Previously, Fathiazad, Gholamhoseinian, and Zarei et al showed that administration of Fumaria parviflora, Rosa damascene, and Salvia hydrangea has a significant hypoglycemic effect on streptozotocin-induced diabetic rats [13, 27]. Also, Rahzani et al suggested that Stachys lavandulifolia has a strong capacity in reducing oxidative stress and managed to be useful in diseases related to the accumulation of free radicals [37]. According to these results and medical history of plants studied in the present study, positive effects of the extracts on reducing albumin glycation were not unexpected and their antiglycation activity was demonstrated.

Although for several synthetic AGEs inhibitors hopeful advances have been obtained in vitro and in animal models, still most of the clinical trials have been more or less unsatisfactory in part because of unpredicted side-effects.

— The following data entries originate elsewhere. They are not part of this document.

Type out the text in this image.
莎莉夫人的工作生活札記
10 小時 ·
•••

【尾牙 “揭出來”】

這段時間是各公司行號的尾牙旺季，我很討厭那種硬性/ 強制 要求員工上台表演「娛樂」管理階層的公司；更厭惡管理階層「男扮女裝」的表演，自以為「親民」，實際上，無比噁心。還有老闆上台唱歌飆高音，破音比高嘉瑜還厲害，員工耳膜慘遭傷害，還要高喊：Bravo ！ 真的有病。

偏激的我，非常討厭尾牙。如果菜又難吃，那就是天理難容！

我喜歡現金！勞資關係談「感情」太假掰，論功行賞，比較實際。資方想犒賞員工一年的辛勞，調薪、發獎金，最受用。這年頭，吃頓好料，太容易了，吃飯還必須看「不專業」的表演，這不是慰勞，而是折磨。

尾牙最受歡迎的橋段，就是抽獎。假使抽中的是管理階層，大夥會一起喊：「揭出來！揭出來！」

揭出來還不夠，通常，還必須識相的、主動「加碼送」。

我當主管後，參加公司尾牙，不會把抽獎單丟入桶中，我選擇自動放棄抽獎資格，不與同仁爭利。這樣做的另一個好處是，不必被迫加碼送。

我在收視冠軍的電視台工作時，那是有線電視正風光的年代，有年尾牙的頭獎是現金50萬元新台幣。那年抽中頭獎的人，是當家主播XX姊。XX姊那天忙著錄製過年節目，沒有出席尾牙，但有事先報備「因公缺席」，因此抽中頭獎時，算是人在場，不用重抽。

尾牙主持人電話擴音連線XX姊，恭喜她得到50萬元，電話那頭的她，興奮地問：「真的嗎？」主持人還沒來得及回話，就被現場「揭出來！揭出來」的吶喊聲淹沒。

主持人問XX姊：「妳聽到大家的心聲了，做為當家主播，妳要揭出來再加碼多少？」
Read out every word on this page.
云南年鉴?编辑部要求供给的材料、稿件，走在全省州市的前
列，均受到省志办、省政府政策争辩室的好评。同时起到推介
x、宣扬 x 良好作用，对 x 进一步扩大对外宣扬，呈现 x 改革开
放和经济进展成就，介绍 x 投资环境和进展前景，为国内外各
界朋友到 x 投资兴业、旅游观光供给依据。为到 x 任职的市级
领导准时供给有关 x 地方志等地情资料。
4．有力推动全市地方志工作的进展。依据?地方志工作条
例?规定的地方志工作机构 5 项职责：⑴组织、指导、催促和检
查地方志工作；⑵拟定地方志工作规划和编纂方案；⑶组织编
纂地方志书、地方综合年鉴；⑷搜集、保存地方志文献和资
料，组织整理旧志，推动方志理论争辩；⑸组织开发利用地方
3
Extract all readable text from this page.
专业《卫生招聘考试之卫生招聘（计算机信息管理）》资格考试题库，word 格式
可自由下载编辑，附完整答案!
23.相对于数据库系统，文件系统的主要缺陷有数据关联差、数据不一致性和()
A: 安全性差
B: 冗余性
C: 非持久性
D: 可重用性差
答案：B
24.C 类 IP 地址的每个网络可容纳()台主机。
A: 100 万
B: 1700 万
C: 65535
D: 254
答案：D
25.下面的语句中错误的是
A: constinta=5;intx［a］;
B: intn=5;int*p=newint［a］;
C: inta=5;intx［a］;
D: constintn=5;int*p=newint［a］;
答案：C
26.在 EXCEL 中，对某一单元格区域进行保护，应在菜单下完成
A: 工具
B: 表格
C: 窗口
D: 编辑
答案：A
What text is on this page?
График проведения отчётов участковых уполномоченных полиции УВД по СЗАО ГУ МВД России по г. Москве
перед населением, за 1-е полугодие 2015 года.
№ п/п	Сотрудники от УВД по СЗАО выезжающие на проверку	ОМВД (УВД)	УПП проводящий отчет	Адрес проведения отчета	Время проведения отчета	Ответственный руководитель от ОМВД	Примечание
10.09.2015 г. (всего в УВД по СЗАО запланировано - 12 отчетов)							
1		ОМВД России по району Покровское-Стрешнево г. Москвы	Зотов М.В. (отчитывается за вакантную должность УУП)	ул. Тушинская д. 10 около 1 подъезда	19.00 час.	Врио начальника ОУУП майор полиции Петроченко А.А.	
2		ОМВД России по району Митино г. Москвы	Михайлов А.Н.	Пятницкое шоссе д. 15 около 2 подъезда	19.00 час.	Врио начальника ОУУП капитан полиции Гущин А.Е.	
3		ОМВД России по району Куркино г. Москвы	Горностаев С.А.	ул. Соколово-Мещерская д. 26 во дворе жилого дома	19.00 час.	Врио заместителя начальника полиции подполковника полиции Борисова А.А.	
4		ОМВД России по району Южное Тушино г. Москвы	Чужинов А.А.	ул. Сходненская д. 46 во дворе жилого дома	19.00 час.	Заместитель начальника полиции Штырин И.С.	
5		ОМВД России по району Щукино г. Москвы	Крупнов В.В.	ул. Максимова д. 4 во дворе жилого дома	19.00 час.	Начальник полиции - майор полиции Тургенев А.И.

Thus, petition for natural or herbal agents has increased in diabetics.

5. Conclusion

In conclusion, our result’s support the opinion that antidiabetic herbs are reasonable agents to inhibit oxidative stress and glycation. Based on their anti-glycation capacities, we suggest that the consumption of plant extracts may promote the health of the diabetics by discounting AGEs-induced complications. These new outcomes offer evidence for a novel mechanism by which antidiabetic traditional plants might have extra protective effects and lay the foundation for future in vivo investigations against diabetic complications.